Fertigation with Pseudomonas putida and Bacillus subtilis: Impact on growth and productivity of off-season quinoa grown in coastal Peru

Antony Quello^1*Russell Poma-Chamana¹Ricardo Flores-Marquez¹RICHARD SOLÓRZANO²

• ¹Instituto Nacional de Innovacion Agraria, La Molina, Peru
• ²Universidad Cientifica del Sur, Miraflores, Peru

Quinoa (Chenopodium quinoa Willd.) is a nutritionally valuable crop adapted to adverse agroclimatic conditions, but its production in arid regions such as the Peruvian coast is limited by water scarcity, low soil fertility, and heat stress. Plant growth-promoting rhizobacteria from Pseudomonas and Bacillus offer a sustainable strategy to improve growth and yield.

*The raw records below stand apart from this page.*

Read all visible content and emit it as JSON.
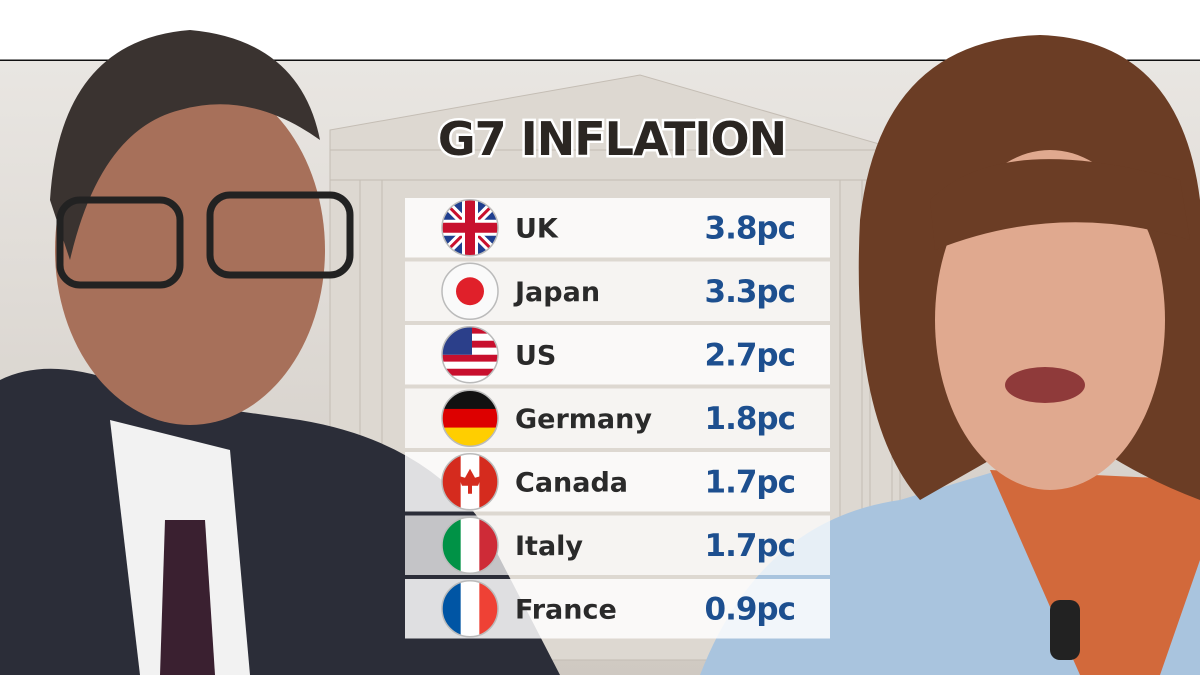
{
  "title": "G7 INFLATION",
  "table": {
    "rows": [
      [
        "UK",
        "3.8pc"
      ],
      [
        "Japan",
        "3.3pc"
      ],
      [
        "US",
        "2.7pc"
      ],
      [
        "Germany",
        "1.8pc"
      ],
      [
        "Canada",
        "1.7pc"
      ],
      [
        "Italy",
        "1.7pc"
      ],
      [
        "France",
        "0.9pc"
      ]
    ]
  }
}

This study evaluated the impact of fertigation with Pseudomonas putida (P3 strain) and Bacillus subtilis (BacF strain) on the growth and yield of the Salcedo INIA quinoa variety cultivated out of season under arid environment. A split-plot design was implemented, in which the main-plot factor was microbial inoculation (inoculated (+) vs. non-inoculated (−)), while the subplot factor was synthetic fertilization (75% vs. 100% of the recommended NPK dose). Inoculation was performed at two time points during the crop cycle at a concentration of 1 × 10⁹ CFU mL⁻¹, whereas fertigation was applied at four-day intervals. Rhizobacterial inoculation significantly improved plant biometric characteristics, resulting in a 12% increase in dry biomass accumulation. Photosynthetic capacity increased, as indicated by higher leaf area index and SPAD values than uninoculated plants. Thus, the main effect of inoculation was the significant increase of yield potential (i.e. panicle weight increasing by 12% and thousand-grain weight increasing by 19%) with yield improvements significant at both fertilization levels. Despite these positive effects, high temperatures (>30 °C) during the growing season limited commercial yields ((+)100%: 2.20 ± 0.30 t ha-1, (+)75%: 1.42 ± 0.19 t ha-1, (-)100%: 1.50 ± 0.30 t ha-1, (+)75%: 1.02 ± 0.13 t ha-1). This reduction is likely due to heat stress during flowering, which may have compromised pollen viability and grain set efficiency. The findings suggest that P. putida (P3 strain) and B. subtilis (BacF strain) are promising biotechnological tools for improving quinoa productivity in arid climates.